Deforestation and technical innovation have changed the natural fire regimes, topography and carbon reservoirs during the history of human evolution. Recognition of the timing, scope, and magnitude of wildfire events in large river basins such as the Changjiang (Yangtze River) is essential for understanding the impacts of climate forcing and human perturbation on Earth surface processes. Here, we present a multi-proxy study based on the pollen and black carbon (BC) abundance in sediments of Core CM97 taken from the Changjiang Delta, aiming to reconstruct the paleo-fire history in the Changjiang River Basin and further disentangle anthropogenic and climatic influences on fire regimes during the Holocene. Our results show that the average BC abundance increased from 0.88 ‰ at 12–8 cal kyr BP to 1.17 ‰ at 8–5 cal kyr BP, well corresponding to the evolution of the Asian Summer Monsoon (ASM).

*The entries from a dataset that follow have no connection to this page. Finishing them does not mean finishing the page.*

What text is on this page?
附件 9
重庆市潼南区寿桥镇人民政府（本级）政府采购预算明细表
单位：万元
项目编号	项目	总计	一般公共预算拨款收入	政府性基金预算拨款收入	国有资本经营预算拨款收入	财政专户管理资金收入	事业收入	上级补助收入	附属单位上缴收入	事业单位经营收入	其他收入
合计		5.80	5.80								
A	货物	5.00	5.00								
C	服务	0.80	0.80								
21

This suggests the wildfire occurrences were dominated by hydroclimatic conditions during 12–5 cal kyr BP. After the early Bronze Age (∼5 cal kyr BP), the sustained high anomaly of BC abundance (average 1.30 ‰), however, was decoupled from the weakened monsoon climate. We propose that this might be associated with anthropogenic destruction of natural forests through fire-assisted agriculture and bronze smelting. Especially, with the prosperity of the Han Dynasty (202 BCE − 220 CE), a rapid increase in population promoted the transition of ecosystem (vegetation type) from forests to permanent farmlands in the drainage basin. Human intervention has overwhelmed the long-term climate control over wildfire, plant diversity, soil erosion, and sediment source-to-sink processes, suggesting the dominance of anthropogenic activities on nature over the last 2 kyrs. Our study provides deep insight on the enhancing perturbation of human activities on Earth's surface at a continental scale and provides more constraints on the Anthropocene epoch.